Hawking’s greatest claim to fame is that he discovered things about black holes, still unobserved at that time, that set the two great schools of theoretical physics — quantum mechanics and relativity — at fresh and astonishingly creative loggerheads. But a new golden era of astronomical observation dawned almost immediately after, and A Brief History was badly outdated before it hit the shelves. It couldn’t even get the age of the universe right.

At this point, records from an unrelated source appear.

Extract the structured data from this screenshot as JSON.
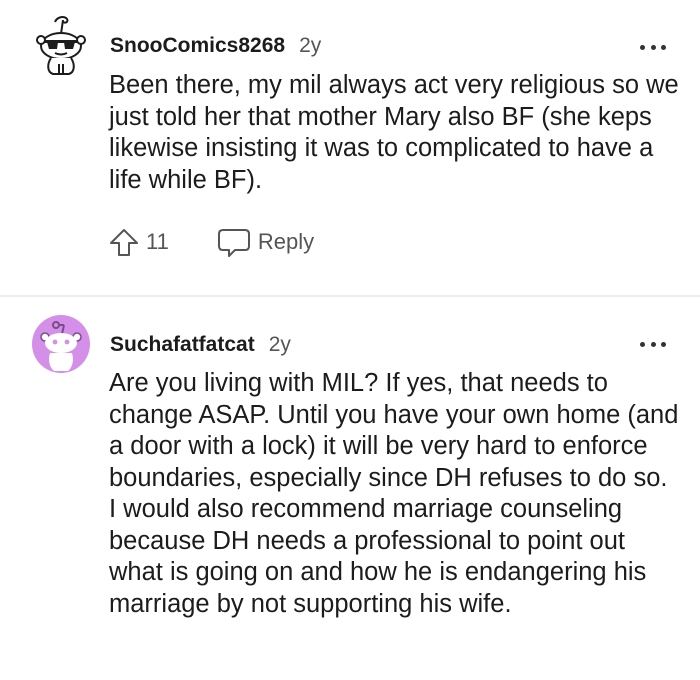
{
  "comments": [
    {
      "username": "SnooComics8268",
      "age": "2y",
      "avatar_icon": "snoo-sunglasses-avatar-icon",
      "text": "Been there, my mil always act very religious so we just told her that mother Mary also BF (she keps likewise insisting it was to complicated to have a life while BF).",
      "upvotes": "11",
      "reply_label": "Reply"
    },
    {
      "username": "Suchafatfatcat",
      "age": "2y",
      "avatar_icon": "snoo-purple-avatar-icon",
      "avatar_color": "#d48fe8",
      "text": "Are you living with MIL? If yes, that needs to change ASAP. Until you have your own home (and a door with a lock) it will be very hard to enforce boundaries, especially since DH refuses to do so. I would also recommend marriage counseling because DH needs a professional to point out what is going on and how he is endangering his marriage by not supporting his wife."
    }
  ]
}
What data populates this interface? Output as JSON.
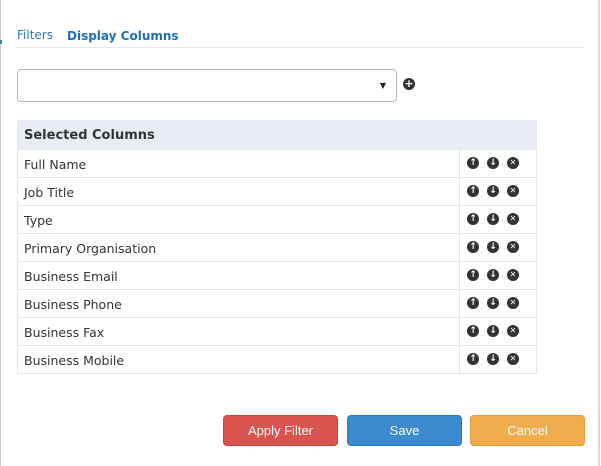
{
  "tabs": [
    {
      "label": "Filters",
      "active": false
    },
    {
      "label": "Display Columns",
      "active": true
    }
  ],
  "column_select": {
    "value": ""
  },
  "table": {
    "header": "Selected Columns",
    "rows": [
      {
        "label": "Full Name"
      },
      {
        "label": "Job Title"
      },
      {
        "label": "Type"
      },
      {
        "label": "Primary Organisation"
      },
      {
        "label": "Business Email"
      },
      {
        "label": "Business Phone"
      },
      {
        "label": "Business Fax"
      },
      {
        "label": "Business Mobile"
      }
    ]
  },
  "icons": {
    "add": "plus-circle-icon",
    "up": "arrow-up-circle-icon",
    "down": "arrow-down-circle-icon",
    "remove": "x-circle-icon"
  },
  "buttons": {
    "apply": "Apply Filter",
    "save": "Save",
    "cancel": "Cancel"
  },
  "colors": {
    "tab_link": "#1f6fb0",
    "table_header_bg": "#e8edf5",
    "apply_button": "#d9534f",
    "save_button": "#3d8ad0",
    "cancel_button": "#f0ad4e"
  }
}
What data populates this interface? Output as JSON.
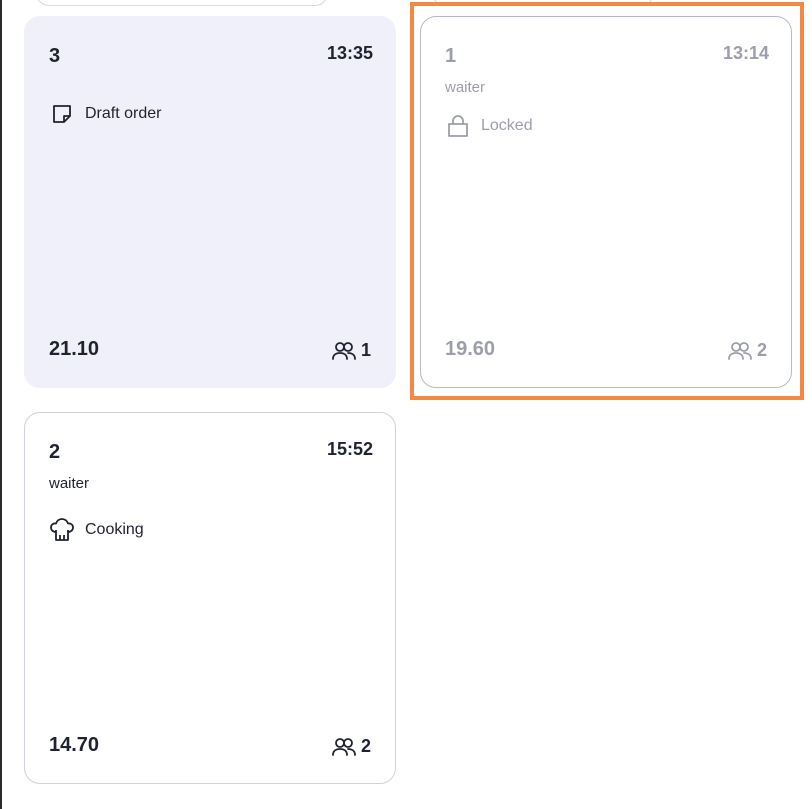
{
  "orders": [
    {
      "number": "3",
      "time": "13:35",
      "waiter": "",
      "status": "Draft order",
      "status_icon": "draft-note-icon",
      "total": "21.10",
      "guests": "1"
    },
    {
      "number": "1",
      "time": "13:14",
      "waiter": "waiter",
      "status": "Locked",
      "status_icon": "lock-icon",
      "total": "19.60",
      "guests": "2",
      "selected": true
    },
    {
      "number": "2",
      "time": "15:52",
      "waiter": "waiter",
      "status": "Cooking",
      "status_icon": "chef-hat-icon",
      "total": "14.70",
      "guests": "2"
    }
  ],
  "colors": {
    "draft_bg": "#eff0f9",
    "highlight": "#f28a44",
    "muted_text": "#9c9eab",
    "text": "#1f2230"
  }
}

It used to be that genius that outlived its moment could reinvent itself. When newfangled endocrine science threw Ivan Pavlov’s Nobel-winning physiology into doubt, he reinvented himself as a psychologist (and not a bad one at that). Today’s era of narrow specialism makes such a move almost impossible but, by way of intellectual compensation, there is always philosophy — a perennially popular field more or less wholly abandoned by professional philosophers. Images of the middle-aged scientific genius indulging a philosopause in book after book about science and art, science and God, science and society and so on and so forth may raise a wry smile, but work of real worth has come out of it. Alas, even if Hawking had shown the slightest aptitude for philosophy (and he didn’t), he couldn’t possibly have composed it.
In our imaginations, Hawking is the cartoon embodiment of the scientific sage, effectively disembodied and above ordinary mortal concerns. In truth, life denied him a path to sagacity even as it steeped him in the spit and stew of physical being. His libido never waned. So to hell with the philosopause. Bring on the dancing girls. Bring on the ad campaigns with Warby Parker, Verizon, Chevrolet, Draft Kings (Hawking never had enough money: the care he needed was so intensive and difficult, a transatlantic air flight could set him back around a quarter of a million pounds). Bring on the billionaires with their fat check books (naifs, the lot of them, but decent enough, and generous to a fault). Bring on the countless opportunities to bloviate about subjects he didn’t understand, a sort of Prince Charles, only without Charles’s efforts at warmth.
I find it impossible, having read Seife, not to see Hawking through the lens of Jacobean tragedy, warped and raging, unable even to stick a finger up at a world that could not — but much worse, chose not — to understand him. Of course he was a monster, and years too late, and through a book that will anger many, I have come to love him for it.